My dear friends,
On the last Sunday of July each year great crowds gather from all corners of Ireland and beyond to climb Croagh Patrick, Ireland’s holy mountain. About twenty thousand people usually travel to County Mayo on that day. With the assistance of a wooden staff in their hands and in the company of friends and strangers, they make their way up the two and a half thousand-foot mountain. Sometimes the weather is fine and sometimes not so and the last section of the climb is steep. Whatever the weather there is always a great feeling of solidarity and mutual support and a great spirit of friendliness in the experience.
The mountain itself is cone shaped and it stands out in a striking manner against the backdrop of the surrounding hills. Sweeping down to the sea, it dips its toes in the water of Clew Bay. It is a mountain that cries out to be climbed and people have been doing so for thousands of years, even before the coming of the Christian Gospel and the traditions of St. Patrick.

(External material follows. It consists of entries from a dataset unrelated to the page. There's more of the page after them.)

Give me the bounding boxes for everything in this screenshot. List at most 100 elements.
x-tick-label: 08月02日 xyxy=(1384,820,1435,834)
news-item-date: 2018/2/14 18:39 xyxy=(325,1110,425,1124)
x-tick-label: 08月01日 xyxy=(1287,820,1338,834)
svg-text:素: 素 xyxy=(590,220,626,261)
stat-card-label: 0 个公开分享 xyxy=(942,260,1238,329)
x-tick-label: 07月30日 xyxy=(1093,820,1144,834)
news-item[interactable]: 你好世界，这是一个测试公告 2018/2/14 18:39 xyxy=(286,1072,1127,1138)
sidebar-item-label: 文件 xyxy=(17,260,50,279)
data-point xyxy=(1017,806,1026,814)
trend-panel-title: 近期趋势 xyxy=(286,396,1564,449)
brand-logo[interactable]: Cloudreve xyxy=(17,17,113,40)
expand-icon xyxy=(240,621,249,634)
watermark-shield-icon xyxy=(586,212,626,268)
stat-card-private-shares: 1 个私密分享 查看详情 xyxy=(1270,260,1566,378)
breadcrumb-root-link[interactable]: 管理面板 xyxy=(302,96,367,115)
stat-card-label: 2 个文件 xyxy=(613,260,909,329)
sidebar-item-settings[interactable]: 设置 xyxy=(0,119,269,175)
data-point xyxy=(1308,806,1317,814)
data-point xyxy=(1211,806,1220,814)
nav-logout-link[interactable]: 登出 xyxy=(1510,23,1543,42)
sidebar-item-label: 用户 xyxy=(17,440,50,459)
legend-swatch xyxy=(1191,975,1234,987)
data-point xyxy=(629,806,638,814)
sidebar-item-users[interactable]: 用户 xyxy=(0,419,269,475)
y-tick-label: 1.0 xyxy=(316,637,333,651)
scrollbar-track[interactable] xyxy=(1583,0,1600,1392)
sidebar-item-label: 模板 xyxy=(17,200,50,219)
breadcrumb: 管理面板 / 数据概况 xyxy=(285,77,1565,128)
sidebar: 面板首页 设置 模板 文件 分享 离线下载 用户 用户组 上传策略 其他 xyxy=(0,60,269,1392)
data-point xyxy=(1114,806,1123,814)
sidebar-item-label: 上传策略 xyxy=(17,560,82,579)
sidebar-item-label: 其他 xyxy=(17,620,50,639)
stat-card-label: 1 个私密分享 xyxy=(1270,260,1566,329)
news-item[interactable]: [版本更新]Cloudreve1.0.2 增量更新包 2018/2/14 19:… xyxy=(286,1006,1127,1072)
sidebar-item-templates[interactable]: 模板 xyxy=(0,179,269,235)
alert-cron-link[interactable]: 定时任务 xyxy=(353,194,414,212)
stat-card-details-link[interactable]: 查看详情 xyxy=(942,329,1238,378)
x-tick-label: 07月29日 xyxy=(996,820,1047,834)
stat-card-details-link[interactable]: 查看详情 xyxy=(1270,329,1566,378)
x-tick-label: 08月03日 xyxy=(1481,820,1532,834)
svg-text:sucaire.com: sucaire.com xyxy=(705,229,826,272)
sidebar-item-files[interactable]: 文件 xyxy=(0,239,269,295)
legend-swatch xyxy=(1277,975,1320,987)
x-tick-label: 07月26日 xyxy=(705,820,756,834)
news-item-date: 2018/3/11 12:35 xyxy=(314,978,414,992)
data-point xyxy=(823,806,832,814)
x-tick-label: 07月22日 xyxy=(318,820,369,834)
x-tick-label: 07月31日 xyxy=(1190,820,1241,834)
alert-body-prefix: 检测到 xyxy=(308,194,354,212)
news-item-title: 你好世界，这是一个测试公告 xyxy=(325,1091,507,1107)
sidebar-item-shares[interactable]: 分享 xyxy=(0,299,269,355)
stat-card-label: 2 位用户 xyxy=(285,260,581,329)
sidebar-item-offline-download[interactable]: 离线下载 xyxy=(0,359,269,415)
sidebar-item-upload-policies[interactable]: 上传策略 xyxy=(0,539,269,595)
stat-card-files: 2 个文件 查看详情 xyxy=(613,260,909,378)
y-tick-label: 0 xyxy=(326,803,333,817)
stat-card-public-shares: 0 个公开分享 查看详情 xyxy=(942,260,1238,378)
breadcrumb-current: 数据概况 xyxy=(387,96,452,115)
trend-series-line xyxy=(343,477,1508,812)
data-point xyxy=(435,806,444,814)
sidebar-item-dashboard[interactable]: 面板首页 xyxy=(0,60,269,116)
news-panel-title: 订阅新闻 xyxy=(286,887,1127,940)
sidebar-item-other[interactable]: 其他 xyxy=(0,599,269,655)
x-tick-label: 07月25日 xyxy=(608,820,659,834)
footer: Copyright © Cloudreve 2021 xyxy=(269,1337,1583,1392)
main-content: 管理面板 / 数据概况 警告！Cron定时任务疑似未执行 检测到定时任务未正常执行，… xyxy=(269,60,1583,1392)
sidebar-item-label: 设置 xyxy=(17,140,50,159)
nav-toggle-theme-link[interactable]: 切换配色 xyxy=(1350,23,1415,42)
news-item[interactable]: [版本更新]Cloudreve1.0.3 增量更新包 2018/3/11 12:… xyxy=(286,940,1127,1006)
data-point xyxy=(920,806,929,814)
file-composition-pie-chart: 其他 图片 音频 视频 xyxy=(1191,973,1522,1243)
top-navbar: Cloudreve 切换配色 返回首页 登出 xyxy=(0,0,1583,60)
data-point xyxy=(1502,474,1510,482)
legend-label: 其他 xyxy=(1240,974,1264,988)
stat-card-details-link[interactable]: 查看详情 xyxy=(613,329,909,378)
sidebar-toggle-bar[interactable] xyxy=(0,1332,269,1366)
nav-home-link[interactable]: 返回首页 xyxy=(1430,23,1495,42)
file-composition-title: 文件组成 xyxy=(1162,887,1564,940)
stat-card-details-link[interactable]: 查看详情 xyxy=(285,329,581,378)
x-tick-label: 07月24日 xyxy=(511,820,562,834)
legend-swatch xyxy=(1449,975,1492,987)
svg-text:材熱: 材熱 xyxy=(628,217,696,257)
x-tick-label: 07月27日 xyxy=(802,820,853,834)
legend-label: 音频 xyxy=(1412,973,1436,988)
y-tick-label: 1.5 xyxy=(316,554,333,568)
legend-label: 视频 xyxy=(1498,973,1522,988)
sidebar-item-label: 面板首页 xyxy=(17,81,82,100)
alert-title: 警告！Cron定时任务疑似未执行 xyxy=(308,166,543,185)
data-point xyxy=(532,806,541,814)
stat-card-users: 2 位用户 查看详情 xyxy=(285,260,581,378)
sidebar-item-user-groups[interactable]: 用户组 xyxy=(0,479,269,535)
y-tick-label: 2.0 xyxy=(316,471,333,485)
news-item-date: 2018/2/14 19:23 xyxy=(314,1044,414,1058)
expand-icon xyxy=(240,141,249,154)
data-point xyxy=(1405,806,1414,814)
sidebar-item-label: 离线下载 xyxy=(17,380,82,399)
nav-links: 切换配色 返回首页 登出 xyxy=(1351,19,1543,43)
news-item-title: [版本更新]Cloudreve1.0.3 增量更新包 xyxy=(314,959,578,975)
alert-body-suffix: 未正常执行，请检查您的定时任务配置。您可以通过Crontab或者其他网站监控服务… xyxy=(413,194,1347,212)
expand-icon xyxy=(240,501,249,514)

In the days of Jesus, the people of Gallilee came to realise that there was someone special in their midst. A young man had appeared who had special powers of healing. He spoke in ways that drew listeners. People wanted to listen and the crowds gathered. The people could see that this man could cure sicknesses. He seemed to understand life and had an air of authority about him which persuaded people that he was the genuine article, a saviour and not a showman.
Jesus knew all about the problems of being in the public eye. Words and actions are scrutinised. A person will be misreported and misrepresented. Enemies will seek to humiliate and destroy you in whatever way they can. King Herod Antipas, a vicious ruler, had just executed John the Baptist and so Jesus, his cousin, could very well be next in line. He leaves Herod’s territory and moves along the coast, hoping to find a quiet spot and quiet time for himself and his disciples. His boat is not far from shore so the crowds can track his movements. When he steps ashore they are waiting for him.
These people need to have their sickness healed; Jesus does that. They need guidance; Jesus offers them the word of life. They are hungry and need food; Jesus feeds them and teaches his disciples to feed them from the little they have. Health, education and welfare – common needs of all humankind – are attended to.
Mountains, high places like Croagh Patrick, and places apart can help us feel nearer to God. They can call people away from the grind of everyday life and invite us to look up to the skies. The experience can help us to get life into perspective and sort out the higher values of our earthly journey. “Pay attention, come to me, listen and your soul will live. Why spend money on what is not bread, your wages on what fails to satisfy?” This is how Isaiah puts it.
Paul puts it slightly differently. “Nothing can come between us and the love of Christ, even if we are troubled or worried or being persecuted, or lacking food or clothes, or being threatened or even attacked.” His former life was peppered with violence as he persecuted the Christians he now serves. Blinded on the road to Damascus he now opens his eyes to the world in a new way. Having experienced the love of the risen Lord he now opens his heart to others and tells them there is no reason to be afraid.
“He took the five loaves and the two fish, raised his eyes to heaven and said the blessing. They all ate as much as they wanted and they collected the scraps remaining.” When Jesus saw the crowds he knew what they were looking for. His need for peace and solitude was superseded by his compassion for those who had climbed the mountain with family and friends in search of healing and nourishment. Although Jesus and his disciples are tired, deprived of their peace and only have enough food for themselves, still – with the blessing of God – they find they have sufficient resources to match the needs of the people. “Listen, listen to me and you will have good things to eat and rich food to enjoy.”